Desire & Resistance in Contemporary Palestinian Art | Archive of Interviews with Palestinian Artists
The work of Palestinian artists creatively explores issues of occupation, domination, cultural fragmentation, exile, desire, resistance, resilience, survival and identity construction in complex and eloquent ways. The varied conceptual and aesthetic strategies employed by Palestinian artists often blend personal concerns with national experiences to create works that critically reflect the conditions of a culture under persistent pressures.
For more than seventy years the worldview of most Palestinians has been, in large part, shaped by a sustained military occupation. In reality, the Palestinians live under dual occupations. The first is an overt, external, military occupation that shapes their relationship with the world and has forced them to become a culture of resilient and defiant survivors. The second is a covert, internal, cultural occupation, enforced by customs and traditions that rigidly define their relationships with each other as men and women, rich and poor, connected and disenfranchised.
People in the West are at times surprised that Palestinians living under the longest continuous occupation in modern history possess the desire and will to create art. In response, I remind them that during periods of extended political conflict, art can often be the best way for a society under the stress of cultural annihilation to sustain itself, critique its attackers and project its historical identity to the world.

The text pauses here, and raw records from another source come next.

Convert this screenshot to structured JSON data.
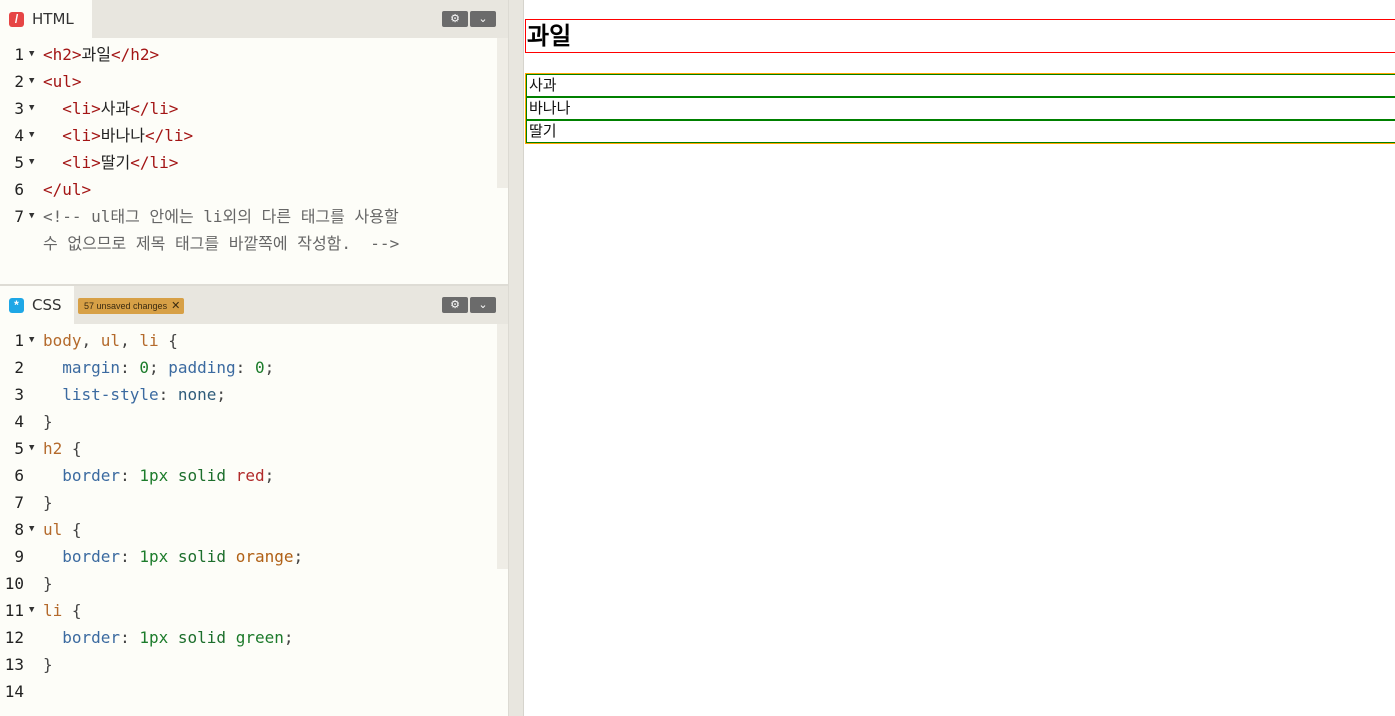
{
  "html_panel": {
    "tab_label": "HTML",
    "lines": [
      {
        "n": "1",
        "fold": true,
        "segments": [
          [
            "tag",
            "<h2>"
          ],
          [
            "plain",
            "과일"
          ],
          [
            "tag",
            "</h2>"
          ]
        ]
      },
      {
        "n": "2",
        "fold": true,
        "segments": [
          [
            "tag",
            "<ul>"
          ]
        ]
      },
      {
        "n": "3",
        "fold": true,
        "segments": [
          [
            "plain",
            "  "
          ],
          [
            "tag",
            "<li>"
          ],
          [
            "plain",
            "사과"
          ],
          [
            "tag",
            "</li>"
          ]
        ]
      },
      {
        "n": "4",
        "fold": true,
        "segments": [
          [
            "plain",
            "  "
          ],
          [
            "tag",
            "<li>"
          ],
          [
            "plain",
            "바나나"
          ],
          [
            "tag",
            "</li>"
          ]
        ]
      },
      {
        "n": "5",
        "fold": true,
        "segments": [
          [
            "plain",
            "  "
          ],
          [
            "tag",
            "<li>"
          ],
          [
            "plain",
            "딸기"
          ],
          [
            "tag",
            "</li>"
          ]
        ]
      },
      {
        "n": "6",
        "fold": false,
        "segments": [
          [
            "tag",
            "</ul>"
          ]
        ]
      },
      {
        "n": "7",
        "fold": true,
        "segments": [
          [
            "cmt",
            "<!-- ul태그 안에는 li외의 다른 태그를 사용할"
          ]
        ]
      },
      {
        "n": "",
        "fold": false,
        "segments": [
          [
            "cmt",
            "수 없으므로 제목 태그를 바깥쪽에 작성함.  -->"
          ]
        ]
      }
    ]
  },
  "css_panel": {
    "tab_label": "CSS",
    "unsaved_badge": "57 unsaved changes",
    "lines": [
      {
        "n": "1",
        "fold": true,
        "segments": [
          [
            "sel",
            "body"
          ],
          [
            "punc",
            ", "
          ],
          [
            "sel",
            "ul"
          ],
          [
            "punc",
            ", "
          ],
          [
            "sel",
            "li"
          ],
          [
            "punc",
            " {"
          ]
        ]
      },
      {
        "n": "2",
        "fold": false,
        "segments": [
          [
            "plain",
            "  "
          ],
          [
            "prop",
            "margin"
          ],
          [
            "punc",
            ": "
          ],
          [
            "num",
            "0"
          ],
          [
            "punc",
            "; "
          ],
          [
            "prop",
            "padding"
          ],
          [
            "punc",
            ": "
          ],
          [
            "num",
            "0"
          ],
          [
            "punc",
            ";"
          ]
        ]
      },
      {
        "n": "3",
        "fold": false,
        "segments": [
          [
            "plain",
            "  "
          ],
          [
            "prop",
            "list-style"
          ],
          [
            "punc",
            ": "
          ],
          [
            "kwv",
            "none"
          ],
          [
            "punc",
            ";"
          ]
        ]
      },
      {
        "n": "4",
        "fold": false,
        "segments": [
          [
            "punc",
            "}"
          ]
        ]
      },
      {
        "n": "5",
        "fold": true,
        "segments": [
          [
            "sel",
            "h2"
          ],
          [
            "punc",
            " {"
          ]
        ]
      },
      {
        "n": "6",
        "fold": false,
        "segments": [
          [
            "plain",
            "  "
          ],
          [
            "prop",
            "border"
          ],
          [
            "punc",
            ": "
          ],
          [
            "num",
            "1px"
          ],
          [
            "plain",
            " "
          ],
          [
            "kw",
            "solid"
          ],
          [
            "plain",
            " "
          ],
          [
            "col-red",
            "red"
          ],
          [
            "punc",
            ";"
          ]
        ]
      },
      {
        "n": "7",
        "fold": false,
        "segments": [
          [
            "punc",
            "}"
          ]
        ]
      },
      {
        "n": "8",
        "fold": true,
        "segments": [
          [
            "sel",
            "ul"
          ],
          [
            "punc",
            " {"
          ]
        ]
      },
      {
        "n": "9",
        "fold": false,
        "segments": [
          [
            "plain",
            "  "
          ],
          [
            "prop",
            "border"
          ],
          [
            "punc",
            ": "
          ],
          [
            "num",
            "1px"
          ],
          [
            "plain",
            " "
          ],
          [
            "kw",
            "solid"
          ],
          [
            "plain",
            " "
          ],
          [
            "col-org",
            "orange"
          ],
          [
            "punc",
            ";"
          ]
        ]
      },
      {
        "n": "10",
        "fold": false,
        "segments": [
          [
            "punc",
            "}"
          ]
        ]
      },
      {
        "n": "11",
        "fold": true,
        "segments": [
          [
            "sel",
            "li"
          ],
          [
            "punc",
            " {"
          ]
        ]
      },
      {
        "n": "12",
        "fold": false,
        "segments": [
          [
            "plain",
            "  "
          ],
          [
            "prop",
            "border"
          ],
          [
            "punc",
            ": "
          ],
          [
            "num",
            "1px"
          ],
          [
            "plain",
            " "
          ],
          [
            "kw",
            "solid"
          ],
          [
            "plain",
            " "
          ],
          [
            "col-grn",
            "green"
          ],
          [
            "punc",
            ";"
          ]
        ]
      },
      {
        "n": "13",
        "fold": false,
        "segments": [
          [
            "punc",
            "}"
          ]
        ]
      },
      {
        "n": "14",
        "fold": false,
        "segments": []
      }
    ]
  },
  "icons": {
    "html_tab_icon": "slash-icon",
    "css_tab_icon": "asterisk-icon",
    "settings": "gear-icon",
    "collapse": "chevron-down-icon",
    "close_badge": "close-icon"
  },
  "preview": {
    "heading": "과일",
    "items": [
      "사과",
      "바나나",
      "딸기"
    ]
  },
  "colors": {
    "h2_border": "#ff0000",
    "ul_border": "#ffa500",
    "li_border": "#008000",
    "badge": "#d7a046"
  }
}
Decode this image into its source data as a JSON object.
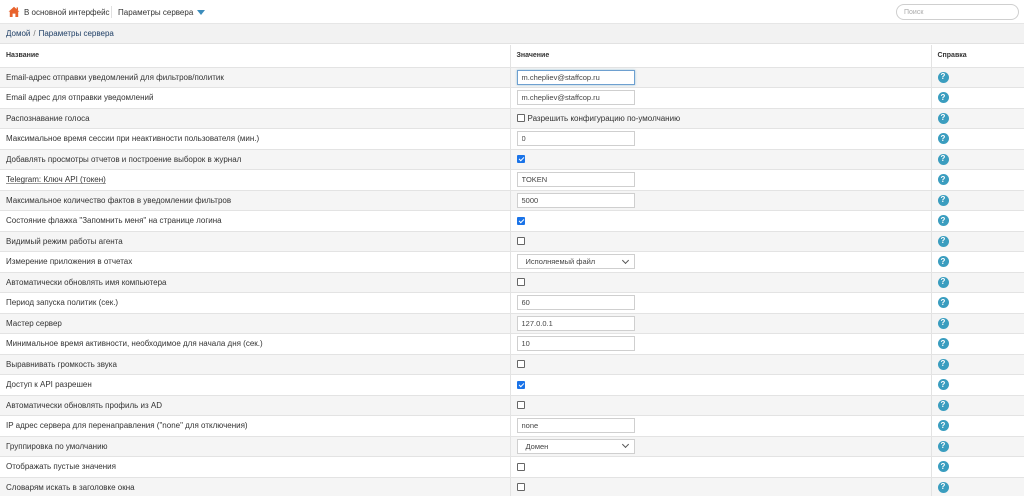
{
  "topbar": {
    "home_label": "В основной интерфейс",
    "menu_label": "Параметры сервера",
    "search_placeholder": "Поиск"
  },
  "breadcrumb": {
    "home": "Домой",
    "divider": "/",
    "current": "Параметры сервера"
  },
  "table": {
    "headers": {
      "name": "Название",
      "value": "Значение",
      "help": "Справка"
    },
    "rows": [
      {
        "name": "Email-адрес отправки уведомлений для фильтров/политик",
        "type": "text",
        "value": "m.chepliev@staffcop.ru"
      },
      {
        "name": "Email адрес для отправки уведомлений",
        "type": "text",
        "value": "m.chepliev@staffcop.ru"
      },
      {
        "name": "Распознавание голоса",
        "type": "checkbox",
        "checked": false,
        "label": "Разрешить конфигурацию по-умолчанию"
      },
      {
        "name": "Максимальное время сессии при неактивности пользователя (мин.)",
        "type": "text",
        "value": "0"
      },
      {
        "name": "Добавлять просмотры отчетов и построение выборок в журнал",
        "type": "checkbox",
        "checked": true
      },
      {
        "name": "Telegram: Ключ API (токен)",
        "type": "text",
        "value": "TOKEN"
      },
      {
        "name": "Максимальное количество фактов в уведомлении фильтров",
        "type": "text",
        "value": "5000"
      },
      {
        "name": "Состояние флажка \"Запомнить меня\" на странице логина",
        "type": "checkbox",
        "checked": true
      },
      {
        "name": "Видимый режим работы агента",
        "type": "checkbox",
        "checked": false
      },
      {
        "name": "Измерение приложения в отчетах",
        "type": "select",
        "value": "Исполняемый файл"
      },
      {
        "name": "Автоматически обновлять имя компьютера",
        "type": "checkbox",
        "checked": false
      },
      {
        "name": "Период запуска политик (сек.)",
        "type": "text",
        "value": "60"
      },
      {
        "name": "Мастер сервер",
        "type": "text",
        "value": "127.0.0.1"
      },
      {
        "name": "Минимальное время активности, необходимое для начала дня (сек.)",
        "type": "text",
        "value": "10"
      },
      {
        "name": "Выравнивать громкость звука",
        "type": "checkbox",
        "checked": false
      },
      {
        "name": "Доступ к API разрешен",
        "type": "checkbox",
        "checked": true
      },
      {
        "name": "Автоматически обновлять профиль из AD",
        "type": "checkbox",
        "checked": false
      },
      {
        "name": "IP адрес сервера для перенаправления (\"none\" для отключения)",
        "type": "text",
        "value": "none"
      },
      {
        "name": "Группировка по умолчанию",
        "type": "select",
        "value": "Домен"
      },
      {
        "name": "Отображать пустые значения",
        "type": "checkbox",
        "checked": false
      },
      {
        "name": "Словарям искать в заголовке окна",
        "type": "checkbox",
        "checked": false
      }
    ]
  },
  "colors": {
    "accent": "#3c8dbc",
    "help_icon": "#3a9dbf",
    "checkbox_checked": "#1a73e8",
    "home_icon": "#e8622c"
  }
}
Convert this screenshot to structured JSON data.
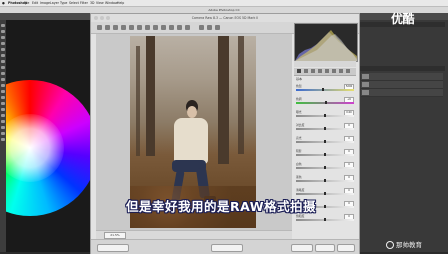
{
  "menubar": {
    "items": [
      "Photoshop",
      "File",
      "Edit",
      "Image",
      "Layer",
      "Type",
      "Select",
      "Filter",
      "3D",
      "View",
      "Window",
      "Help"
    ]
  },
  "photoshop": {
    "app_title": "Adobe Photoshop CC"
  },
  "logo": {
    "text": "优酷"
  },
  "acr": {
    "title": "Camera Raw 8.3 — Canon EOS 5D Mark II",
    "zoom": "21.5%",
    "panel_label": "基本",
    "sliders": [
      {
        "label": "色温",
        "value": "5200",
        "knob": 0.47,
        "track": "temp"
      },
      {
        "label": "色调",
        "value": "+6",
        "knob": 0.52,
        "track": "tint"
      },
      {
        "label": "曝光",
        "value": "0.00",
        "knob": 0.5,
        "track": "gray"
      },
      {
        "label": "对比度",
        "value": "0",
        "knob": 0.5,
        "track": "gray"
      },
      {
        "label": "高光",
        "value": "0",
        "knob": 0.5,
        "track": "gray"
      },
      {
        "label": "阴影",
        "value": "0",
        "knob": 0.5,
        "track": "gray"
      },
      {
        "label": "白色",
        "value": "0",
        "knob": 0.5,
        "track": "gray"
      },
      {
        "label": "黑色",
        "value": "0",
        "knob": 0.5,
        "track": "gray"
      },
      {
        "label": "清晰度",
        "value": "0",
        "knob": 0.5,
        "track": "gray"
      },
      {
        "label": "自然饱和度",
        "value": "0",
        "knob": 0.5,
        "track": "gray"
      },
      {
        "label": "饱和度",
        "value": "0",
        "knob": 0.5,
        "track": "gray"
      }
    ]
  },
  "subtitle": {
    "text": "但是幸好我用的是RAW格式拍摄"
  },
  "watermark": {
    "text": "那帅教育"
  },
  "colors": {
    "subtitle_outline": "#1a1d55",
    "dialog_bg": "#e3e3e3",
    "ps_dark": "#393939"
  }
}
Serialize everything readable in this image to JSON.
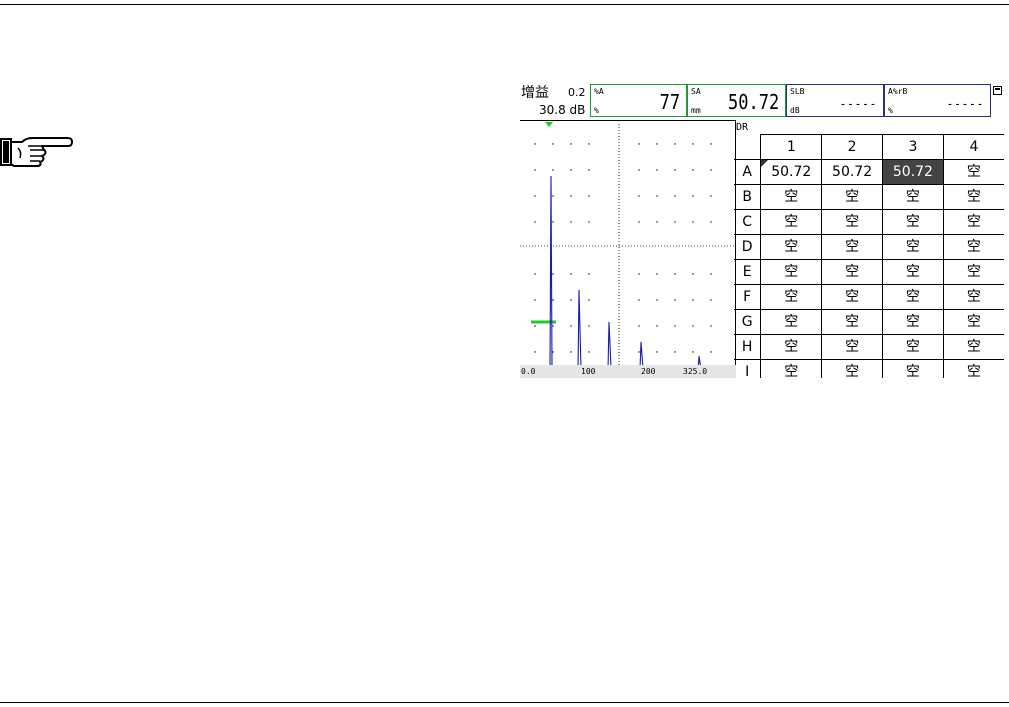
{
  "gain": {
    "label": "增益",
    "step": "0.2",
    "value": "30.8 dB"
  },
  "measure_fields": [
    {
      "label": "%A",
      "unit": "%",
      "value": "77",
      "color": "#1f9a34"
    },
    {
      "label": "SA",
      "unit": "mm",
      "value": "50.72",
      "color": "#1f9a34"
    },
    {
      "label": "SLB",
      "unit": "dB",
      "value": "-----",
      "color": "#27307a"
    },
    {
      "label": "A%rB",
      "unit": "%",
      "value": "-----",
      "color": "#27307a"
    }
  ],
  "ascan": {
    "x_ticks": [
      "0.0",
      "100",
      "200",
      "325.0"
    ],
    "signal_color": "#1a1aa8",
    "gate_color": "#22cc22"
  },
  "dr_table": {
    "label": "DR",
    "columns": [
      "1",
      "2",
      "3",
      "4"
    ],
    "rows": [
      {
        "label": "A",
        "cells": [
          "50.72",
          "50.72",
          "50.72",
          "空"
        ]
      },
      {
        "label": "B",
        "cells": [
          "空",
          "空",
          "空",
          "空"
        ]
      },
      {
        "label": "C",
        "cells": [
          "空",
          "空",
          "空",
          "空"
        ]
      },
      {
        "label": "D",
        "cells": [
          "空",
          "空",
          "空",
          "空"
        ]
      },
      {
        "label": "E",
        "cells": [
          "空",
          "空",
          "空",
          "空"
        ]
      },
      {
        "label": "F",
        "cells": [
          "空",
          "空",
          "空",
          "空"
        ]
      },
      {
        "label": "G",
        "cells": [
          "空",
          "空",
          "空",
          "空"
        ]
      },
      {
        "label": "H",
        "cells": [
          "空",
          "空",
          "空",
          "空"
        ]
      },
      {
        "label": "I",
        "cells": [
          "空",
          "空",
          "空",
          "空"
        ]
      }
    ],
    "selected_cell": "A3"
  },
  "icons": [
    "pointing-hand-icon",
    "save-icon",
    "gate-marker-icon"
  ]
}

This is very much the case in Palestine today, where art is seen and used as a tool of cultural survival. Driven by a desire to persevere as a historical culture in the face of an extended military occupation, the visual, literary and performing arts are flourishing in complex ways in Palestine.
The interviews posted on this website were conducted with a few of the leading Palestinian artists and art curators of our time. Some live in Palestine, others live in exile, while others exist as Palestinian citizens of the “Jewish State”. Their creative output represents a fragment of a rich and complex cultural mosaic that has been deliberately suppressed and concealed by the fog of occupation.
As I conduct additional interviews with Palestinian artists I will post them on this archive.